We Have It All In Christ
/This week we continued the book of Philippians, looking at Chapter 2. Paul, under house arrest in Rome, and awaiting an audience before Nero, is writing to a church he helped launch about 10 years prior. Paul begins with four “ifs”:
1 So if there is any encouragement in Christ, any comfort from love, any participation in the Spirit, any affection and sympathy,
Paul is suggesting that since there are these blessings in Christ to us, (encouragement, comfort from love, participation in the Spirit, affection and sympathy) then we should live in love towards others (verse 2). We have it all in Christ, so we have all we need and don’t have to live selfishly towards others. The church, which is to be a true community, is to be marked by selflessness, humility, integrity, and care for others.
What would it be like to live in a community where that’s how you were treated? Like Christ treated you? We can receive this by being that way towards others. Paul tells us to be of the same mind, one mind, count others more significant than ourselves, look not only to our own interests but to the interests of others. Paul wants our thinking to change, and that’s where humility comes from - from within.
Looking to Christ, Matthew 20:28 Jesus tells us that “The Son of Man came not to be served but to serve, and to give his life as a ransom for many.” And in John 13:3-5, we read that he served his disciples by washing their feet. Jesus truly was a servant.
Stepping into verse 7, we see that He “emptied himself, by taking the form of a servant, being born in the likeness of men.” He humbled himself, not by putting anything off. Not by subtraction, but by adding something. Taking to himself a human nature is how he humbled himself.
Meditate on that: Your God is so glorious, that the way he could humble himself, was by adding something lesser to himself.
The infinite constrained to the finite. The immortal enfleshed in mortality. The one whose essence defines glory, put to utter shame. The fountain of life subjected to death. Bound to the grave.
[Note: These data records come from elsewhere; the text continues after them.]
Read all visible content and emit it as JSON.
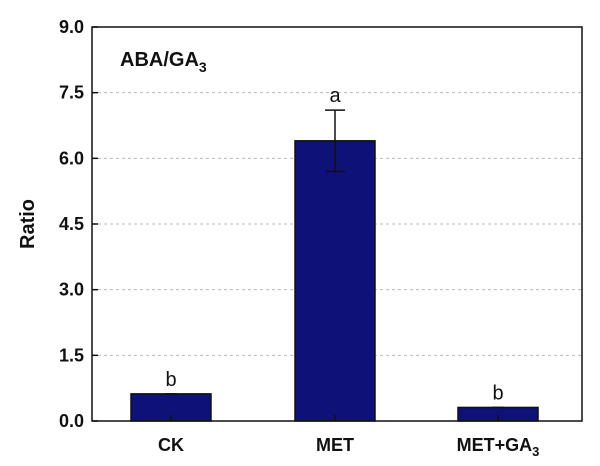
{
  "chart_data": {
    "type": "bar",
    "title": "ABA/GA",
    "title_subscript": "3",
    "xlabel": "",
    "ylabel": "Ratio",
    "ylim": [
      0,
      9.0
    ],
    "yticks": [
      "0.0",
      "1.5",
      "3.0",
      "4.5",
      "6.0",
      "7.5",
      "9.0"
    ],
    "grid": true,
    "bar_color": "#0d1178",
    "categories": [
      {
        "label": "CK",
        "sub": ""
      },
      {
        "label": "MET",
        "sub": ""
      },
      {
        "label": "MET+GA",
        "sub": "3"
      }
    ],
    "values": [
      0.62,
      6.4,
      0.31
    ],
    "errors": [
      0.0,
      0.7,
      0.0
    ],
    "significance": [
      "b",
      "a",
      "b"
    ]
  }
}
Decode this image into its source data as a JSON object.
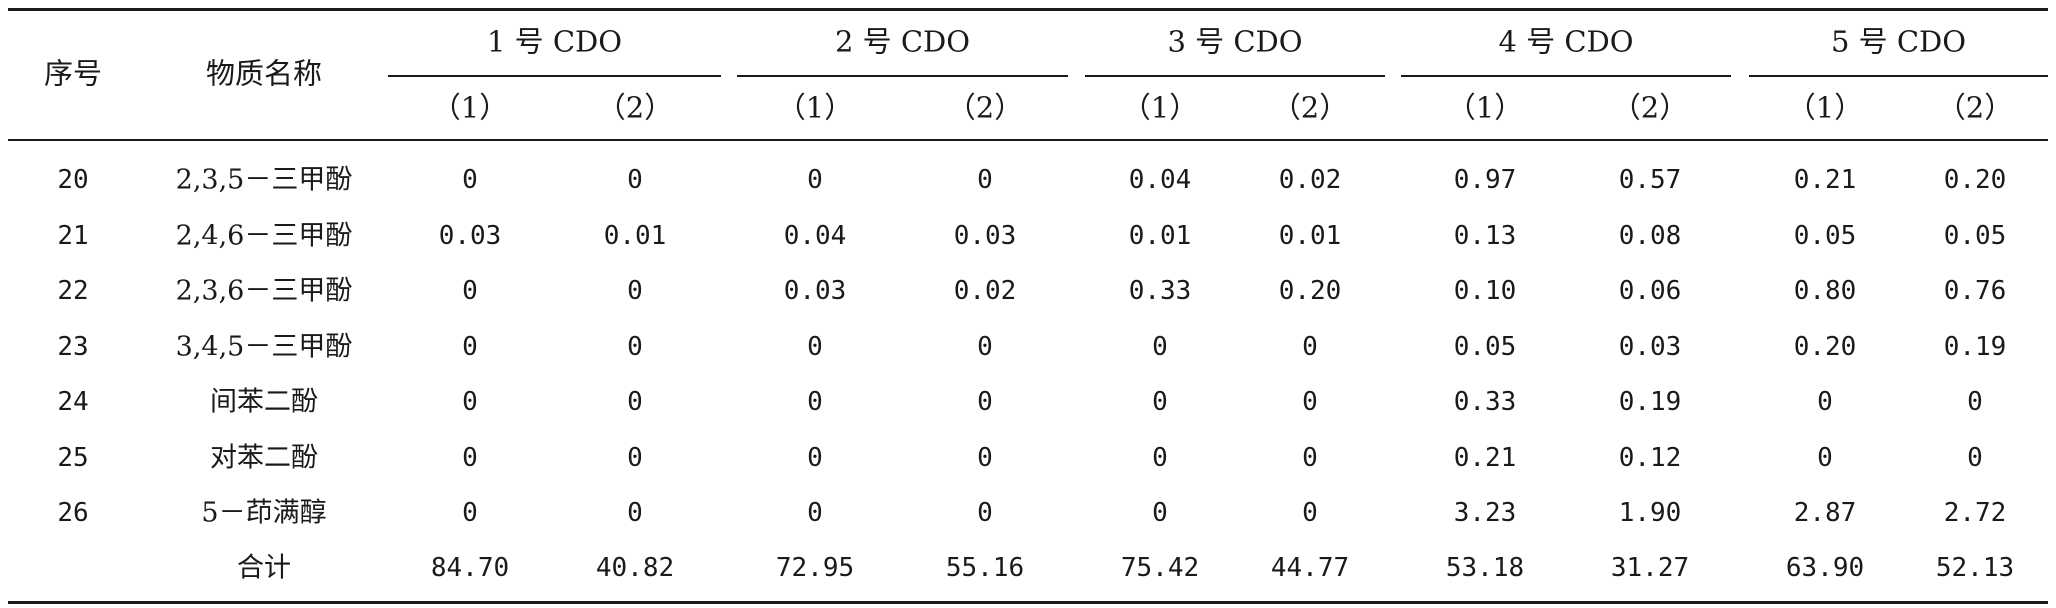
{
  "table": {
    "header": {
      "index_label": "序号",
      "name_label": "物质名称",
      "groups": [
        "1 号 CDO",
        "2 号 CDO",
        "3 号 CDO",
        "4 号 CDO",
        "5 号 CDO"
      ],
      "subs": [
        "（1）",
        "（2）"
      ]
    },
    "rows": [
      {
        "index": "20",
        "name": "2,3,5－三甲酚",
        "values": [
          "0",
          "0",
          "0",
          "0",
          "0.04",
          "0.02",
          "0.97",
          "0.57",
          "0.21",
          "0.20"
        ]
      },
      {
        "index": "21",
        "name": "2,4,6－三甲酚",
        "values": [
          "0.03",
          "0.01",
          "0.04",
          "0.03",
          "0.01",
          "0.01",
          "0.13",
          "0.08",
          "0.05",
          "0.05"
        ]
      },
      {
        "index": "22",
        "name": "2,3,6－三甲酚",
        "values": [
          "0",
          "0",
          "0.03",
          "0.02",
          "0.33",
          "0.20",
          "0.10",
          "0.06",
          "0.80",
          "0.76"
        ]
      },
      {
        "index": "23",
        "name": "3,4,5－三甲酚",
        "values": [
          "0",
          "0",
          "0",
          "0",
          "0",
          "0",
          "0.05",
          "0.03",
          "0.20",
          "0.19"
        ]
      },
      {
        "index": "24",
        "name": "间苯二酚",
        "values": [
          "0",
          "0",
          "0",
          "0",
          "0",
          "0",
          "0.33",
          "0.19",
          "0",
          "0"
        ]
      },
      {
        "index": "25",
        "name": "对苯二酚",
        "values": [
          "0",
          "0",
          "0",
          "0",
          "0",
          "0",
          "0.21",
          "0.12",
          "0",
          "0"
        ]
      },
      {
        "index": "26",
        "name": "5－茚满醇",
        "values": [
          "0",
          "0",
          "0",
          "0",
          "0",
          "0",
          "3.23",
          "1.90",
          "2.87",
          "2.72"
        ]
      },
      {
        "index": "",
        "name": "合计",
        "values": [
          "84.70",
          "40.82",
          "72.95",
          "55.16",
          "75.42",
          "44.77",
          "53.18",
          "31.27",
          "63.90",
          "52.13"
        ]
      }
    ]
  }
}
Which immediately pushes us towards Paul’s goal: humble hearts that live outwardly like Christ.
Isaiah 53:3 says that Jesus was brought so low, the shame was unbearable to other people. There is no deeper, lower shame than the cross of Christ. He was stripped of his clothes, beaten nearly to death, mocked with a crown of thorns, nailed to a wooden cross, lifted high for all to see, and tortured to death. That’s what “even death on a cross” means, not to mention the curse of God that was upon him.
And he did this all for you, in your place. Doesn’t that foster awe in your soul? Jesus did this for you. So you don’t need to grasp for yourself.
And there’s something more. This pattern of humility and glorification isn’t just for Jesus, it’s the pattern he has established for us. Of course, we can’t serve in precisely the same way - we can’t make atonement for the sins of the world. And of course, we won’t be glorified to the heights of Christ. We do not have the name that is above every name. But, you have Christ, and, with him, everything. There is nothing to grasp after. You don’t need to use others for your advantage because there’s no more advantage to gain, you have it all. Only, act like Christ towards others. And his likeness, his character will be made manifest in our midst, and we can taste that glory even now.